Mulino painted a less dire portrait of the meeting. He welcomed Rubio at his official residence in the tropical capital's old quarter, with an honour guard outside the whitewashed walls.
"I don't feel that there is any real threat at this time against the treaty, its validity, or much less of the use of military force to seize the canal," Mulino told reporters afterwards, referring to the treaty that handed over the canal at the end of 1999.
"Sovereignty over the canal is not in question," Mulino said.
He proposed technical-level talks with the United States to clear up concerns.
Over the past few years, the area has seen a surge of US-bound migrants.

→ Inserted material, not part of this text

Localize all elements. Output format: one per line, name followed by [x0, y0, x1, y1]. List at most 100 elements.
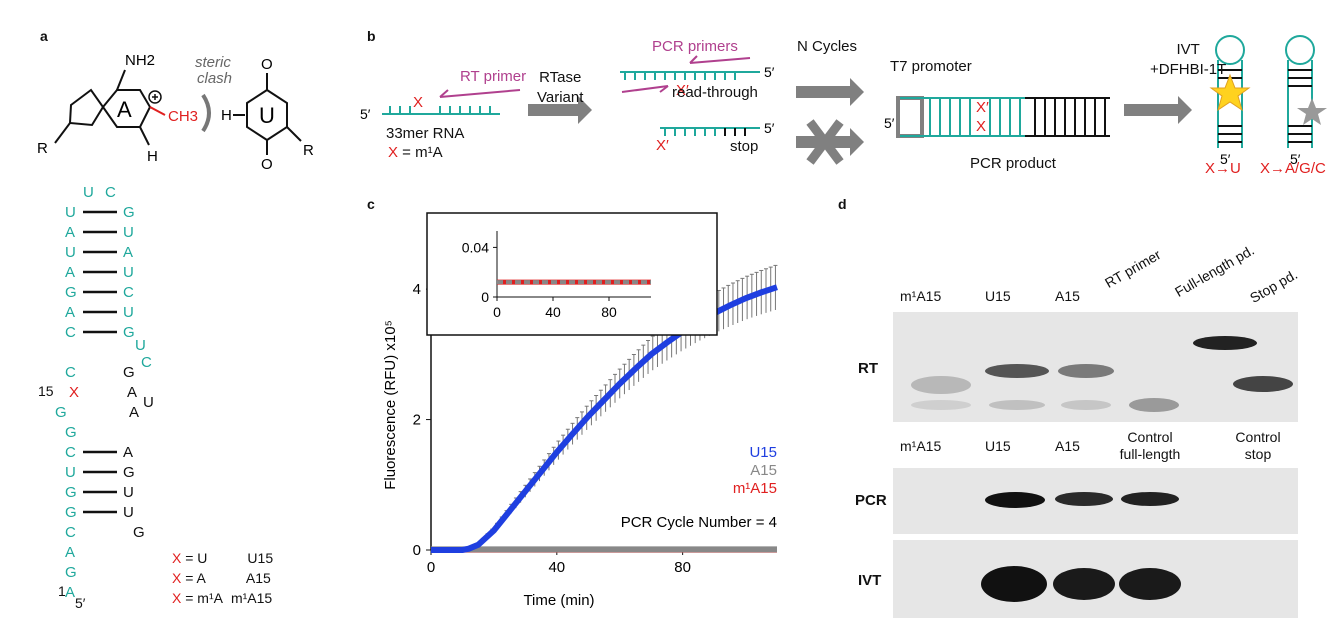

The Panamanian leader noted that such an expanded deal could potentially allow for the deportation of migrants from Venezuela, Colombia and Ecuador.
'Nothing for Trump here'
Small but intense protests broke out in Panama ahead of Rubio's visit, with police firing tear gas. Protesters burned an effigy of Rubio wearing a red, white and blue suit and held up pictures of him and Trump before a Nazi flag.
"Rubio, get out of Panama!" around 200 demonstrators chanted as the former senator met Mulino. Police prevented the crowd from approaching the Old City.
"To the imperial messenger," union leader Saul Mendez said of Rubio, "we reiterate that there is absolutely nothing here for Trump. Panama is a free and sovereign nation."
Mulino, in response to pressure, ordered an audit of a Hong Kong-based company that controls ports on both sides of the canal.
But speaking to reporters on Friday, Trump said that concession was not enough on the canal and that "it's appropriate that we take it back."
The Panama Canal — which Trump has dubbed a modern "wonder of the world" — was built by the United States at the cost of thousands of lives of labourers, mostly people of African descent from Barbados, Jamaica and elsewhere in the Caribbean.
The United States maintained control of the canal when it opened in 1914 but began to negotiate following deadly riots in 1964 by Panamanians angered over foreign control.
Jimmy Carter sealed the agreement that gave the canal to Panama at the end of 1999, with the late president seeing a moral imperative for the United States to respect a smaller but still sovereign country.